Le meilleur du Rock Progressif (part 2)
Cymoryl + Ted Zepi + The Vow
(Musea)

Cymoryl : Strange Evocation

Trois groupes de la bande à Musea comparaissent aujourd’hui. Devant le tribunal, il est difficile aux marseillais Cymoryl de nier leur principale influence. Le meneur Dream Theater a détourné leurs jeunes oreilles, avec ses porte-flingues, Liquid Tension Experiment, Transatlantic et consorts.

Voilà bien une affaire de heavy progressif, mi instrumental, mi chanté. Les claviers sont largement complices. Les guitares font main basse à la fois sur le soutien rythmique (comme sur certains passages bien appuyés de Eternal being) et sur le décollages mélodique, allant jusqu’à lorgner sur la vitrine du hard FM.


Le coup est bien exécuté. La voix d’Alain Puget part pas mal dans les aigus, faisant en cela penser à la veine métal des 80’s (ou, en conséquence, au "revival" true-metal). Elle possède donc un côté qui peut agacer, un peu trop volontariste dans l’émotionnel, bref, pas tout à fait naturel.

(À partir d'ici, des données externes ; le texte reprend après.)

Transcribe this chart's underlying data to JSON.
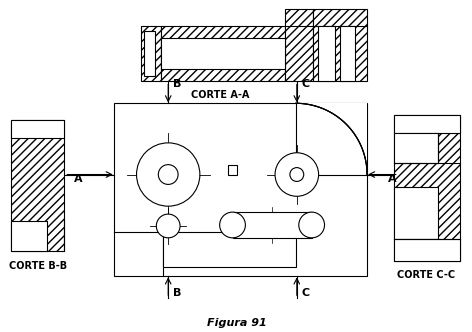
{
  "title": "Figura 91",
  "bg_color": "#ffffff",
  "line_color": "#000000",
  "label_A": "A",
  "label_B": "B",
  "label_C": "C",
  "corte_aa": "CORTE A-A",
  "corte_bb": "CORTE B-B",
  "corte_cc": "CORTE C-C",
  "fig_width": 4.72,
  "fig_height": 3.32,
  "dpi": 100
}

Mais, affirme l’avocat, on ne peut étudier ce cas sans se pencher sur l’enfance de la formation, qui explique bien des choses. Né en 1996, Cymoryl s’est rodé, nous dit la lecture du rapport d’enquête, sur Hendrix, Yes, Iron Maiden et… Dream Theater.

Ah! Ah! Ils avouent ! Tonne le procureur. Mais en tout bien tout honneur, rétorque l’avocat. Les qualités intrinsèques du style sont présentes : technique éprouvée et interprétation où ma boulangère aurait bien du mal à trouver un "pain", recherche dans la composition et dans la conjugaison des forces de la mélodie et de l’agressivité, ou dans le travail de la batterie, qui ne se contente pas de marteler le rythme (à noter par exemple un passage original sur Strange Evocation, part 2 qui me rappelle… la frappe d’une machine à écrire).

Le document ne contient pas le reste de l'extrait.